Willy Schuppli, vous êtes responsable de l’IG cyclocross suisse, la communauté d'intérêts de cette discipline sportive. Présentez-nous votre sport en trois phrases.
Le cyclo-cross est une discipline du cyclisme dont les origines remontent au début du 19e siècle et qui se pratique exclusivement en automne et en hiver, généralement sur un petit parcours en boucle. Le tracé se fait avant tout sur des chemins de campagne et à travers champs, mais aussi parfois en forêt. Il est ponctué de descentes et de montées raides, de parties de course à pied ou d'obstacles artificiels qui contraignent les coureurs à descendre de leur vélo et à le porter sur leurs épaules.
De quoi a-t-on besoin pour pratiquer le cyclo-cross et que coûte l'équipement ?
Il faut un vélo de course spécial, aussi léger que possible mais stable, équipé de freins et de pneus spéciaux. Dans les catégories de la relève, les concurrents peuvent également utiliser des VTT. Pratiquement chaque fabricant propose des vélos de cyclo-cross. La catégorie de prix varie selon l'équipement, on trouve déjà de bons vélos à partir de 1500 francs. Etant donné que les coureurs ont le droit de changer de vélo à chaque tour, les meilleurs utilisent deux vélos lorsque les conditions météo sont mauvaises, ce qui renchérit évidemment le prix de l'équipement.
Combien y a-t-il de pratiquants et de clubs en Suisse ?

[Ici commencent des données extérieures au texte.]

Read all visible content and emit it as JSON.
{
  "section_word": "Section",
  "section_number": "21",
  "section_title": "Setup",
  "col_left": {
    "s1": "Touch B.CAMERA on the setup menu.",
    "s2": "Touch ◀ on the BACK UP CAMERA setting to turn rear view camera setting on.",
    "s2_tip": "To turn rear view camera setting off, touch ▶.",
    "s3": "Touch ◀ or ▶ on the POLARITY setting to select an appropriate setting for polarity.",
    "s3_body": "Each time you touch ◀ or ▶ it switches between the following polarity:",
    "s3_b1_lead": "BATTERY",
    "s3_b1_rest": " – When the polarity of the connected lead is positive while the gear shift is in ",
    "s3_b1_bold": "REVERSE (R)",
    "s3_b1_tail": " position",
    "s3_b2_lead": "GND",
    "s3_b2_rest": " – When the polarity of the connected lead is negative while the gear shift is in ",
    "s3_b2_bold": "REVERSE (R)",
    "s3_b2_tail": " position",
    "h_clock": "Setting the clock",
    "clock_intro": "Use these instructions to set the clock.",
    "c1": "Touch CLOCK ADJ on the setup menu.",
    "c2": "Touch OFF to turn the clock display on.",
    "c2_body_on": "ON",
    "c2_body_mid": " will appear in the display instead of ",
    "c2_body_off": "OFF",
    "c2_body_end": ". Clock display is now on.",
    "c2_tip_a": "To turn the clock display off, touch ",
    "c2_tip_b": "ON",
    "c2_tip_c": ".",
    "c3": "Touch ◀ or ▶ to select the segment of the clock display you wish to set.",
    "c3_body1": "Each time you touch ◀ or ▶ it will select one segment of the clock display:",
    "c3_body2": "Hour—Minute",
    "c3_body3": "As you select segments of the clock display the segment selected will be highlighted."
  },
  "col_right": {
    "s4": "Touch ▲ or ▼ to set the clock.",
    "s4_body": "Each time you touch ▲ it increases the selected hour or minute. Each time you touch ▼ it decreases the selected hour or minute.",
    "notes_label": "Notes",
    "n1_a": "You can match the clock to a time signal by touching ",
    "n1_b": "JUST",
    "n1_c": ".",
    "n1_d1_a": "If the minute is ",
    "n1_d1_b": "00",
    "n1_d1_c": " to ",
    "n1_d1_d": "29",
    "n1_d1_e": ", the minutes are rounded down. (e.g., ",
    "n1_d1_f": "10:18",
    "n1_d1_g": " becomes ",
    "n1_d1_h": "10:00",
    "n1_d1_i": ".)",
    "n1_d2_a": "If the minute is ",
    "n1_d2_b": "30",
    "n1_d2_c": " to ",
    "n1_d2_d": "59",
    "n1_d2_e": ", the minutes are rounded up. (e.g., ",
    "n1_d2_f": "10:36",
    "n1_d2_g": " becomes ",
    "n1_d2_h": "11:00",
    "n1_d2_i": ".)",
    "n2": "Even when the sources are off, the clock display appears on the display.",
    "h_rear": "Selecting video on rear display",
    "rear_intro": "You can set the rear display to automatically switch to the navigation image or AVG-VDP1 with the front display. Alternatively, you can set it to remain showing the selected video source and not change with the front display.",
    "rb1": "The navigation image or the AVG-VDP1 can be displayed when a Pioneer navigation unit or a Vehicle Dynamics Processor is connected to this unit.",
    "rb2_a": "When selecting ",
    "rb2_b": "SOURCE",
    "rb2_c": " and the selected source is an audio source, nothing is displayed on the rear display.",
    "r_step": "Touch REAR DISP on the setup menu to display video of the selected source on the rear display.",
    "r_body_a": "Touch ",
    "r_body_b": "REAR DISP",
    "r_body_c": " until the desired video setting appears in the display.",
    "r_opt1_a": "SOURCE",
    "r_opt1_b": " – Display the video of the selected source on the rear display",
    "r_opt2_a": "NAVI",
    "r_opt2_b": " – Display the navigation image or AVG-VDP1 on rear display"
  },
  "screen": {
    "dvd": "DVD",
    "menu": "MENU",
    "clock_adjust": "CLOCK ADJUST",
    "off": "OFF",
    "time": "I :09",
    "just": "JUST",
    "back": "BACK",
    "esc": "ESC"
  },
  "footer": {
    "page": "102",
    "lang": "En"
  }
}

Durant une saison, 700 à 800 personnes s'inscrivent à une course de cyclo-cross. Une épreuve traditionnelle peut attirer jusqu'à 160 participants répartis en cinq catégories. Etant donné que les courses n’ont lieu qu'en automne et en hiver, tous les participants pratiquent par ailleurs le cyclisme sur route ou le VTT. Il n'y a pas de clubs de cyclo-cross en tant que tels, mais plusieurs clubs de cyclisme mettent l'accent sur la promotion du cyclo-cross à proprement parler, mais plusieurs clubs de cyclisme proposent une formation et des entraînements spécifiques ainsi que du matériel pour la relève.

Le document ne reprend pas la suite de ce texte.